Cet outil de gestion des espaces est notamment utilisé et prôné dans le cadre de l’Union européenne, comme en atteste la directive cadre 2014/89/UE du 23 juillet 2014, établissant un cadre pour la planification de l’espace maritime (DCPEM)77. Les questions liées au développement d’activités en mer et aux conflits d’usages susceptibles d’en résulter peuvent aussi, dans la même optique, être étudiées du point de vue du droit interne et de la planification des côtes et des espaces maritimes. Plus l’on s’approche des côtes, espace pour lequel la notion de planification spatiale maritime a été créée, plus l’on se rend compte du fait que l’interface terre-mer et particulièrement poreuse et qu’il est difficile d’exclure du champ de l’étude les activités littorales. La notion de gestion intégrée des zones côtières (GIZC), qui se généralise au sein de différentes régions78, permet d’appréhender en partie ces questions79. La pollution tellurique représentant environ 80 % de la pollution totale des océans selon certaines estimations, les interactions avec les usages littoraux doivent nécessairement faire partie intégrante de toute réflexion consacrée à la prévention et la résolution des conflits d’usages en mer.
Du conflit d’usages au « zones multi-usages ». Un dernier outil qu’il semble intéressant de mentionner concerne la conciliation des différents usages entre eux dans une logique encore plus poussée de combinaison bénéfique de différentes activités, ce qui est à l’heure actuelle plus prospectif. Bela Buck et Richard Langan proposent ainsi de combiner physiquement des activités d’aquaculture avec le développement des parcs éoliens80. Ces activités fixes sont en effet potentiellement plus aisément superposables simultanément dans un même espace que des activités dynamiques telles que la pêche ou la navigation, et ne sont à première vue pas compatibles avec des activités de conservation de la biodiversité, bien qu’il ne soit pas encore démontré que les espèces concernées par l’aquaculture ne soient pas dérangées par le fonctionnement des éoliennes.
S’il convient de préciser que la directive européenne n’est pas applicable dans les régions ultrapériphériques françaises, ce qui ne les empêche pas de s’y référer volontairement, le droit de l’UE apportant à cet égard une influence non négligeable en la matière81. Avec le temps, les documents métropolitains et ultramarins devraient ainsi se ressembler sur le volet planification. En outre, une telle référence peut être lue au travers du prisme d’une volonté croissante d’affirmation de l’Union européenne dans l’océan Indien, en tant que « modèle de puissance ou puissance modèle » comme le questionnent Didier Blanc et Julie Dupont-Lassale82, au travers de la présence française (dont un quart de la ZEE se trouve dans l’océan Indien) et anglaise assurées à La Réunion, à Mayotte ainsi que dans l’archipel des Chagos (bien que cette dernière situation soit amenée à évoluer rapidement en conséquence de l’avis consultatif rendu le 25 février dernier par la CIJ). Cette affirmation de la puissance européenne pourrait néanmoins faire contrepoids avec la montée en puissance d’autres États dont l’Inde, la Chine ou faire concurrence à la présence des États-Unis (supra).

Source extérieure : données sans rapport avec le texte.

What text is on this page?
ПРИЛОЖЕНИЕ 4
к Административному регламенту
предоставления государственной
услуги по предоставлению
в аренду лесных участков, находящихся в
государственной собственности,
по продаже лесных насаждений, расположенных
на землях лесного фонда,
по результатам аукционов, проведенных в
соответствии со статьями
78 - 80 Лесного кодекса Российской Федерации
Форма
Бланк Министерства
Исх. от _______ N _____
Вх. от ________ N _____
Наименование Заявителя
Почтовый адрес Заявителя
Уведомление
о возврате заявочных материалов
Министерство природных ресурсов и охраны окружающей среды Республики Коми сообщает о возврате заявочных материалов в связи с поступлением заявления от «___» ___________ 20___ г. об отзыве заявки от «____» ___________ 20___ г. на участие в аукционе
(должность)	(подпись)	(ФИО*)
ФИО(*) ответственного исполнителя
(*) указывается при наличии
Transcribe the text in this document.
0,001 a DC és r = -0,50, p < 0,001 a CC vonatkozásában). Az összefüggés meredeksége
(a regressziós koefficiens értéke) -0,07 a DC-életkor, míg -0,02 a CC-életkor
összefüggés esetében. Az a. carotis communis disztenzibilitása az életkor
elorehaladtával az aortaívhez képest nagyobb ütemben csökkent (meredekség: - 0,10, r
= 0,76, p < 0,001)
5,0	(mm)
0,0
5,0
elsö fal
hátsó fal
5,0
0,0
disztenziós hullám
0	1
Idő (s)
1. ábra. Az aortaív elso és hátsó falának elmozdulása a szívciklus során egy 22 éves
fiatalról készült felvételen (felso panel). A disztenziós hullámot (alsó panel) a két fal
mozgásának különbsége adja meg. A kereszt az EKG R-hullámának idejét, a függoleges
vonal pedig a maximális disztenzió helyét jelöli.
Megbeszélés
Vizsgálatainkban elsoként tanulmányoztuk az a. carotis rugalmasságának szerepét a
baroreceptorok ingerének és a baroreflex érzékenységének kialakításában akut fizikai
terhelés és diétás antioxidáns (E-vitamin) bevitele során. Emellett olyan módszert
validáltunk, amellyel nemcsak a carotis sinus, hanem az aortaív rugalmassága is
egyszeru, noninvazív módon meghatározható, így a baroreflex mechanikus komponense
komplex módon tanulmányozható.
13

En conclusion, des options existent en droit international pour compléter l’appréhension actuelle et inéluctable au cas par cas de ces situations : outre la nécessaire coopération entre États, des études d’impact environnemental ou social poussées, traduisant la hiérarchisation que la valeur particulière de protection de l’environnement implique nécessairement aujourd’hui, ainsi que la mise en place d’une planification rationnelle de l’espace maritime pourraient contribuer à une meilleure anticipation et gestion de ces conflits.